Creativity often involves divergent thinking - coming up with as many unique ideas or answers to an open-ended problem or question like "What can you do with a brick?" But it also can involve convergent thinking, or narrowing down or combining ideas into the best result.

Breaking down creativity into different steps is essential if scientists are going to identify the networks or regions involved, says Dr. Vartanian, who also works for Defence Research and Development Canada, an agency of the Department of National Defence. His research there is focused on reasoning and decision making. He says there is a lot of overlap in the cognitive components of those processes and creativity.

He has been investigating the neuroscience of creativity for 10 years and is now co-editing a book about it for Cambridge University Press.
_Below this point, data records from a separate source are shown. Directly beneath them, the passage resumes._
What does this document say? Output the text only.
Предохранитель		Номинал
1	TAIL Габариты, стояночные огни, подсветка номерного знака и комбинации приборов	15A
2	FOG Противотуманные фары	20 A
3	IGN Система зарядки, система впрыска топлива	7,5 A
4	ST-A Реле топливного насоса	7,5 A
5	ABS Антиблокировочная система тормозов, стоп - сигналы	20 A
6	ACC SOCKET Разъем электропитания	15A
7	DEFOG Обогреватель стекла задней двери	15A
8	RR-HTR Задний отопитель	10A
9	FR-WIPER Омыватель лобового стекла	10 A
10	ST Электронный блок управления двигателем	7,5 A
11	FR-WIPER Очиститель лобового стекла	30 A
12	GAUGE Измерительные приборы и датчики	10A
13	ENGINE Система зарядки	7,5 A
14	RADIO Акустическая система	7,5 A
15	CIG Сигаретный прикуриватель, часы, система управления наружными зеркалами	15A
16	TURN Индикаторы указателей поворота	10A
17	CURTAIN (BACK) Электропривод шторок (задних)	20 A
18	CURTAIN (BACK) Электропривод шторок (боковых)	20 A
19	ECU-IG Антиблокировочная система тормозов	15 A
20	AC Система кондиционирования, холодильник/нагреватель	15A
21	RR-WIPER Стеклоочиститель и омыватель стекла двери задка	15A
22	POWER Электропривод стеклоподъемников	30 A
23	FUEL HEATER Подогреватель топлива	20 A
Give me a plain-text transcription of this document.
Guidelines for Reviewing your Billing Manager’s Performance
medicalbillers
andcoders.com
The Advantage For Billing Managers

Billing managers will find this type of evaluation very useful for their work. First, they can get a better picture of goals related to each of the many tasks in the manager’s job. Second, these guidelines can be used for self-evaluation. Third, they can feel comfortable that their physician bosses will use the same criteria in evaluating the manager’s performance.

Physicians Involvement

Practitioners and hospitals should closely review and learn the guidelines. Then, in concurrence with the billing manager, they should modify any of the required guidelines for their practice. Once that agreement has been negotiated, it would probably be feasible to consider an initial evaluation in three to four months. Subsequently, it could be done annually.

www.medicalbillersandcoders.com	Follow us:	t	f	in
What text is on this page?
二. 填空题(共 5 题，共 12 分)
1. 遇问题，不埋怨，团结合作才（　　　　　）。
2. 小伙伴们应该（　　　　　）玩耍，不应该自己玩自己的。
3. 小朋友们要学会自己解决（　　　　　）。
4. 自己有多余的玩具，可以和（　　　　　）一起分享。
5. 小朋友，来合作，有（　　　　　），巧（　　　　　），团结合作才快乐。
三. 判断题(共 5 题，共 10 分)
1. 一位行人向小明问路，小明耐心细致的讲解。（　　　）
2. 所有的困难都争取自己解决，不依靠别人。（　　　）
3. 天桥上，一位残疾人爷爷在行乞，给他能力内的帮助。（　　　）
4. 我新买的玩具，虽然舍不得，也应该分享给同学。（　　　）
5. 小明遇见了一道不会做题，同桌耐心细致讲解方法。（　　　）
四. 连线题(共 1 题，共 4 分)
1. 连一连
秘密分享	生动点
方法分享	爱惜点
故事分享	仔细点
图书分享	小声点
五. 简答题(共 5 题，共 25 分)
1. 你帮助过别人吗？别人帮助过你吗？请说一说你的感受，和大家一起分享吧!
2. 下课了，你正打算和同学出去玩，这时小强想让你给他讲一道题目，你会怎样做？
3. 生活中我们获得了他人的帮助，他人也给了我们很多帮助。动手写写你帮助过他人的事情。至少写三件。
He and his colleagues accept that, so far, their efforts haven't produced the clear picture they were hoping for.

"The consensus is creativity is a big muddled mess," said Rex Jung, a brain scientist at the University of New Mexico. But the research has at least debunked the myth that the right side of the brain is the creative side, he says. It has also shown the importance of the frontal lobes.

"The standard model for creativity is you need to bring all the different concepts you are thinking and manipulate them and fuse them into new concepts," Dr. Vartanian said. "We tend to think the frontal lobes are heavily involved in this."

Some neuroscientists, like Arne Dietrich at American University of Beirut - remain skeptical that much progress is being made. He has compared the quest to understand creativity in the brain to nailing jelly to a wall.

But Dr. Vartanian plans to persevere.

"Initially, a lot of people were looking for the holy grail," he said. "They were searching for the creativity module in the brain. Now we know it is more complicated. We need to look for the component processes, and then somehow bring it all together."